Lorsque Chávez est élu en 1998, María vit dans un quartier de Caracas et travaille comme domestique dans une maison luxueuse. Quelques années plus tard, alors que des manifestations éclatent, une balle perdue transperce un mur de sa maison. Elle est sur le point de mourir et décide de se consacrer à sa propre cause : sauver son jeune fils, Eloy, du chaos qui s'abat sur le Venezuela sous Chávez.

Puyana a déclaré qu’il avait grandi en regardant des films et en lisant des bandes dessinées, et non en lisant des romans littéraires. Cela correspond à son roman au rythme effréné, rempli de préfigurations, de suspenses et de voyous caricaturaux. Mais Puyana est entré dans l’âge adulte lorsque Chávez a pris le pouvoir, et ce livre parle vraiment de politique, il nous montre « la toxicité du régime de Chávez » pour les Vénézuéliens pauvres et de la classe ouvrière qui ont mis leur foi dans sa promesse.
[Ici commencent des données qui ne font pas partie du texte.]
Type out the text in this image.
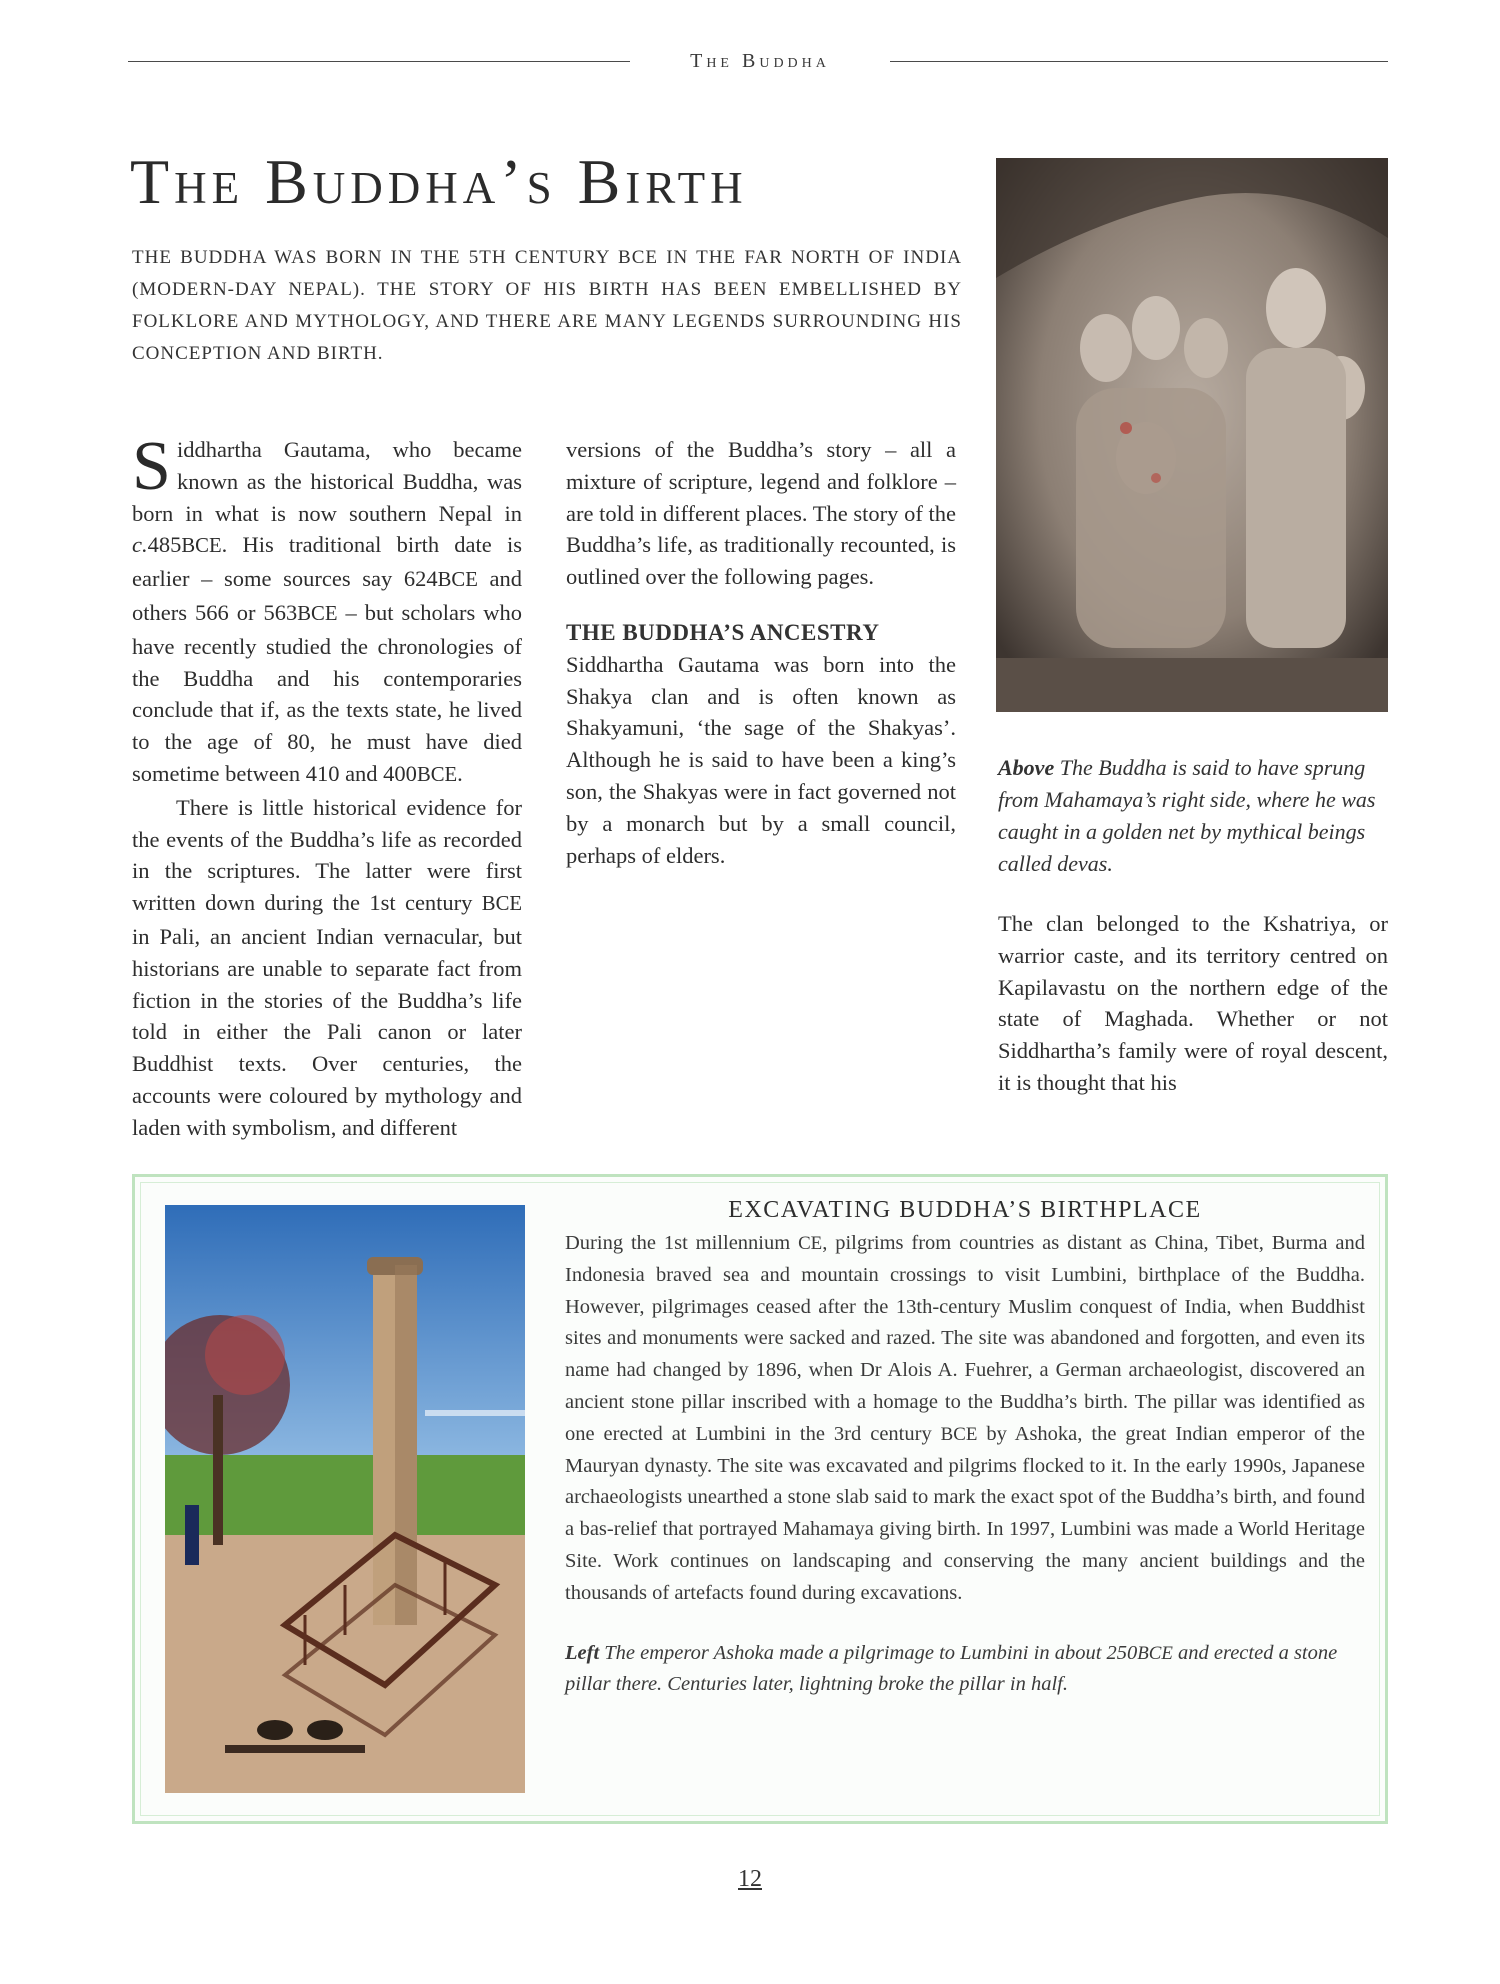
The Buddha
The Buddha’s Birth
THE BUDDHA WAS BORN IN THE 5TH CENTURY BCE IN THE FAR NORTH OF INDIA (MODERN-DAY NEPAL). THE STORY OF HIS BIRTH HAS BEEN EMBELLISHED BY FOLKLORE AND MYTHOLOGY, AND THERE ARE MANY LEGENDS SURROUNDING HIS CONCEPTION AND BIRTH.

Siddhartha Gautama, who became known as the historical Buddha, was born in what is now southern Nepal in c.485BCE. His traditional birth date is earlier – some sources say 624BCE and others 566 or 563BCE – but scholars who have recently studied the chronologies of the Buddha and his contemporaries conclude that if, as the texts state, he lived to the age of 80, he must have died sometime between 410 and 400BCE.

There is little historical evidence for the events of the Buddha’s life as recorded in the scriptures. The latter were first written down during the 1st century BCE in Pali, an ancient Indian vernacular, but historians are unable to separate fact from fiction in the stories of the Buddha’s life told in either the Pali canon or later Buddhist texts. Over centuries, the accounts were coloured by mythology and laden with symbolism, and different

versions of the Buddha’s story – all a mixture of scripture, legend and folklore – are told in different places. The story of the Buddha’s life, as traditionally recounted, is outlined over the following pages.

THE BUDDHA’S ANCESTRY

Siddhartha Gautama was born into the Shakya clan and is often known as Shakyamuni, ‘the sage of the Shakyas’. Although he is said to have been a king’s son, the Shakyas were in fact governed not by a monarch but by a small council, perhaps of elders.

Above The Buddha is said to have sprung from Mahamaya’s right side, where he was caught in a golden net by mythical beings called devas.
EXCAVATING BUDDHA’S BIRTHPLACE

During the 1st millennium CE, pilgrims from countries as distant as China, Tibet, Burma and Indonesia braved sea and mountain crossings to visit Lumbini, birthplace of the Buddha. However, pilgrimages ceased after the 13th-century Muslim conquest of India, when Buddhist sites and monuments were sacked and razed. The site was abandoned and forgotten, and even its name had changed by 1896, when Dr Alois A. Fuehrer, a German archaeologist, discovered an ancient stone pillar inscribed with a homage to the Buddha’s birth. The pillar was identified as one erected at Lumbini in the 3rd century BCE by Ashoka, the great Indian emperor of the Mauryan dynasty. The site was excavated and pilgrims flocked to it. In the early 1990s, Japanese archaeologists unearthed a stone slab said to mark the exact spot of the Buddha’s birth, and found a bas-relief that portrayed Mahamaya giving birth. In 1997, Lumbini was made a World Heritage Site. Work continues on landscaping and conserving the many ancient buildings and the thousands of artefacts found during excavations.

Left The emperor Ashoka made a pilgrimage to Lumbini in about 250BCE and erected a stone pillar there. Centuries later, lightning broke the pillar in half.
12

The clan belonged to the Kshatriya, or warrior caste, and its territory centred on Kapilavastu on the northern edge of the state of Maghada. Whether or not Siddhartha’s family were of royal descent, it is thought that his
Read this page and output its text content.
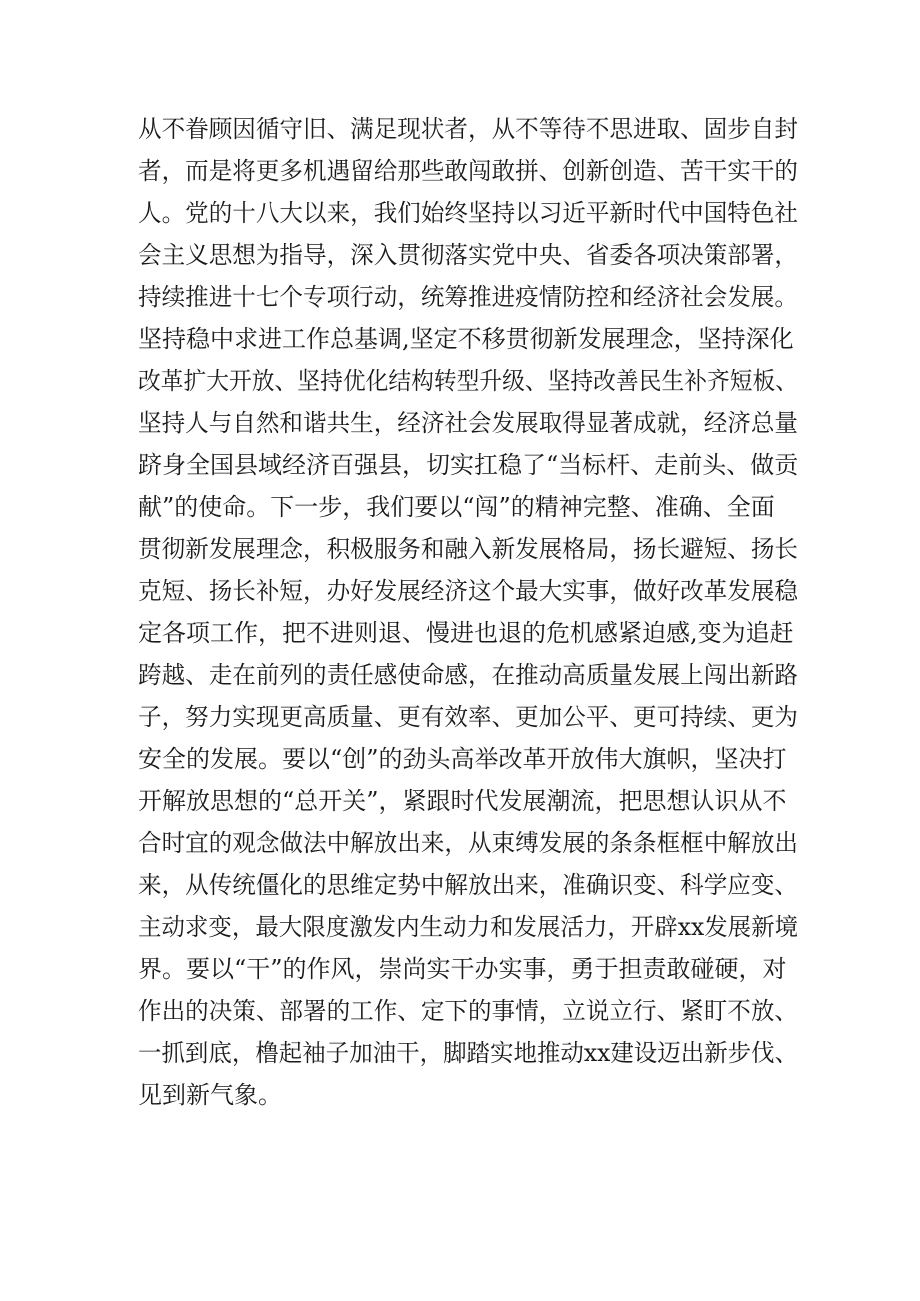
从不眷顾因循守旧、满足现状者，从不等待不思进取、固步自封
者，而是将更多机遇留给那些敢闯敢拼、创新创造、苦干实干的
人。党的十八大以来，我们始终坚持以习近平新时代中国特色社
会主义思想为指导，深入贯彻落实党中央、省委各项决策部署，
持续推进十七个专项行动，统筹推进疫情防控和经济社会发展。
坚持稳中求进工作总基调,坚定不移贯彻新发展理念，坚持深化
改革扩大开放、坚持优化结构转型升级、坚持改善民生补齐短板、
坚持人与自然和谐共生，经济社会发展取得显著成就，经济总量
跻身全国县域经济百强县，切实扛稳了“当标杆、走前头、做贡
献”的使命。下一步，我们要以“闯”的精神完整、准确、全面
贯彻新发展理念，积极服务和融入新发展格局，扬长避短、扬长
克短、扬长补短，办好发展经济这个最大实事，做好改革发展稳
定各项工作，把不进则退、慢进也退的危机感紧迫感,变为追赶
跨越、走在前列的责任感使命感，在推动高质量发展上闯出新路
子，努力实现更高质量、更有效率、更加公平、更可持续、更为
安全的发展。要以“创”的劲头高举改革开放伟大旗帜，坚决打
开解放思想的“总开关”，紧跟时代发展潮流，把思想认识从不
合时宜的观念做法中解放出来，从束缚发展的条条框框中解放出
来，从传统僵化的思维定势中解放出来，准确识变、科学应变、
主动求变，最大限度激发内生动力和发展活力，开辟xx发展新境
界。要以“干”的作风，崇尚实干办实事，勇于担责敢碰硬，对
作出的决策、部署的工作、定下的事情，立说立行、紧盯不放、
一抓到底，橹起袖子加油干，脚踏实地推动xx建设迈出新步伐、
见到新气象。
Après la mort de Chávez en 2013, qui marque la fin de ce roman quelque peu surchargé, Puyana souhaite que les lecteurs voient ce qu’il a laissé derrière lui : des chansons de salsa pro-régime, des tatouages ​​de sa signature, des institutions en ruine, des prisons surpeuplées où les détenus sont aux commandes et peu d’espoir ou d’opportunités. Dix ans plus tard, son successeur désigné, Nicolás Maduro, s’accroche au pouvoir, et la situation semble encore pire. Une crise humanitaire est en cours. Des millions de personnes ont fui.

Mais « La liberté est une fête », à la fois critique passionnée de Chávez et de ses complices et prélude à l’époque actuelle, n’est pas un livre sans espoir. Puyana revient sur les années 1960 pour une raison : si elles n’ont rien accompli d’autre, les mouvements révolutionnaires désordonnés, mal conçus (et brutalement réprimés) de l’époque en Amérique latine ont réussi à combler un fossé de classe extrême, en réunissant, ne serait-ce que brièvement, « les enfants mal nourris et les enfants bien nourris, ceux qui avaient tout et ceux qui n’avaient rien », comme l’a dit Bolaño.

Avec Stanislavo et Emiliana, Puyana suggère que ce rêve vaut la peine d'être poursuivi. Pour son pays brisé, cela pourrait être la voie à suivre.